Deputi Pengembangan Regional dan Otonomi Daerah Max Pohan mengatakan angka ini mencakup seluruh provinsi, kabupaten, dan kota. Max menilai kondisi ini cukup memprihatinkan sekaligus menjadi catatan pemerintahan pusat.
"Secara umum kalau dipilah-pilah mencakup biaya administrasi, belanja barang dan sebagainya mencapai 70%," ujar Max dalam Forum Diskusi di Kantornya, Jalan Diponegoro, Jakarta, Senin (19/7/2010).

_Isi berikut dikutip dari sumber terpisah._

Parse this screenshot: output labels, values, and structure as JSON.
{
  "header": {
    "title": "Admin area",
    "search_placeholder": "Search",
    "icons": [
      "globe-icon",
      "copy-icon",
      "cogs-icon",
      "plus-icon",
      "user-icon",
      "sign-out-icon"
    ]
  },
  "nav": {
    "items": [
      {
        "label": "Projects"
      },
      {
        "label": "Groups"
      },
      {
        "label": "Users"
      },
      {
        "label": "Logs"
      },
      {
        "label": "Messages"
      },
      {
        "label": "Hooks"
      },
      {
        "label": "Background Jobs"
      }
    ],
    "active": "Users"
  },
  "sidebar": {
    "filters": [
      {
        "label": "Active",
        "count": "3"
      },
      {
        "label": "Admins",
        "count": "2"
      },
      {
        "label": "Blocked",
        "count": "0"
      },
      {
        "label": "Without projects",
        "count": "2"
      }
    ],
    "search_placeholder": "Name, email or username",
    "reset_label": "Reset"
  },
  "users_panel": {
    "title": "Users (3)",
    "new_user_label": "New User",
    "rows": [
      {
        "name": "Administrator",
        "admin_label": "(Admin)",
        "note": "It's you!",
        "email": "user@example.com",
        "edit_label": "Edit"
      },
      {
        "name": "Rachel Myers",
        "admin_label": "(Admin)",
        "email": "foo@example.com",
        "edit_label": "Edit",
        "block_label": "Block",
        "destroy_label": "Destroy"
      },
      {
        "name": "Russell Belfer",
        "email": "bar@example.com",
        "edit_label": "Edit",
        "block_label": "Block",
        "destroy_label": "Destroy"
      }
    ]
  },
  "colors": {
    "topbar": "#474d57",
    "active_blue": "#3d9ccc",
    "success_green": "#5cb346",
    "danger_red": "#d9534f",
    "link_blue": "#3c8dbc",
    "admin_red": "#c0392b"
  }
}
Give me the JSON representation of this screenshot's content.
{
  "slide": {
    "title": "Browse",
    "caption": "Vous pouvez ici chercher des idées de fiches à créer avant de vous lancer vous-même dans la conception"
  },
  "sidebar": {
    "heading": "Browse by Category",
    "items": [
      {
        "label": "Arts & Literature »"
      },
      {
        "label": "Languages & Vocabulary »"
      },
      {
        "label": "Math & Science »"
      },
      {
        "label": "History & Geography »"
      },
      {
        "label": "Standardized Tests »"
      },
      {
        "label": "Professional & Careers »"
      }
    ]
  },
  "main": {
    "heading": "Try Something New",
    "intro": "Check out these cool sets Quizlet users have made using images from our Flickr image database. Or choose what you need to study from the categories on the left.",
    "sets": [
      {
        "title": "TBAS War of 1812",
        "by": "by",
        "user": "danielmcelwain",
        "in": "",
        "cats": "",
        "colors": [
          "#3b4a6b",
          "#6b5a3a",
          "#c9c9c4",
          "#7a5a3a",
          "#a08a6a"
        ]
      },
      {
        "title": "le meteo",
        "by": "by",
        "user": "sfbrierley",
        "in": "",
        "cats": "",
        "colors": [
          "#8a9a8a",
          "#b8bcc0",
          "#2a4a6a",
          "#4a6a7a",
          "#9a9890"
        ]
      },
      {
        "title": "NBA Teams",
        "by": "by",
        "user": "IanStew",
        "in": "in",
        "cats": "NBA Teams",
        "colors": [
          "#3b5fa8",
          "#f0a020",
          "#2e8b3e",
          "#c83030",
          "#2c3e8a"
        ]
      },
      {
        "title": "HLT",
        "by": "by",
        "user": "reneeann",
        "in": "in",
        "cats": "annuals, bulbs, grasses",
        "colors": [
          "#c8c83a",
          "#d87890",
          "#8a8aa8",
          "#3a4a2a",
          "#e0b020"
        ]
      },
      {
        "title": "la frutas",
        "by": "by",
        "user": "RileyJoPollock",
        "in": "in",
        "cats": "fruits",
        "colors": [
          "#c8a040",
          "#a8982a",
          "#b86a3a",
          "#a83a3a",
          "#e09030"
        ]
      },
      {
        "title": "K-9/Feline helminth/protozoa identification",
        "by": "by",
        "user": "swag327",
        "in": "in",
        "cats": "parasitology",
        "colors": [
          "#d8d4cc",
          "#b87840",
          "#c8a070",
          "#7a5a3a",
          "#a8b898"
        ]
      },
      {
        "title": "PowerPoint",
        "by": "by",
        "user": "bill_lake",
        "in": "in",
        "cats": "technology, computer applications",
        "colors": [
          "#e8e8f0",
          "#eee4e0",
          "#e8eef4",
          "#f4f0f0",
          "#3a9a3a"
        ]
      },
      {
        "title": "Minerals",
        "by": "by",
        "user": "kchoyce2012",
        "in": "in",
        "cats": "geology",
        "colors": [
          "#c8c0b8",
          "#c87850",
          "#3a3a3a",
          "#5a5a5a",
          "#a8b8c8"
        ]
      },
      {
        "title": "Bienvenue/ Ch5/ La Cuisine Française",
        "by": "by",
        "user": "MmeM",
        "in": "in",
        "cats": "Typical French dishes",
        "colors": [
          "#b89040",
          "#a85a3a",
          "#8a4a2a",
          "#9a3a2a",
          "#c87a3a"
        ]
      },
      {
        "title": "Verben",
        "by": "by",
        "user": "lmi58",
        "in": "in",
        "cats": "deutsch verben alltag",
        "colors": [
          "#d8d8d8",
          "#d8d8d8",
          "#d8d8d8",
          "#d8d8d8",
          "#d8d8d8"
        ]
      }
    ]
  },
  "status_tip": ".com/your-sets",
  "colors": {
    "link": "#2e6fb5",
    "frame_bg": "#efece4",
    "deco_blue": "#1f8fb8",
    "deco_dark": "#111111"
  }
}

SCROLL TO CONTINUE WITH CONTENT
"Permasalahan itu karena memang otonomi daerah dan diskresi, tapi apa kami harus mewajibkan mengatasi persoalan itu dengan pegawai tidak digaji, kan tidak bisa," ujarnya.
Hal ini berdampak kepada lambatnya pembangunan di daerah. Apalagi dengan banyaknya anggaran yang terserap untuk belanja pegawai karena banyaknya jumlah pegawai daerah. Bappenas sendiri, lanjut Max, lebih menyoroti pada upaya daerah untuk membatasi jumlah pegawai yang ada.
Pasalnya, pegawai negeri yang ada sekarang ini jumlahnya banyak tetapi tidak mengetahui kerjanya apa. Hal ini menjadi persoalan klasik tetapi mampu menghambat pembangunan nasional secara umum.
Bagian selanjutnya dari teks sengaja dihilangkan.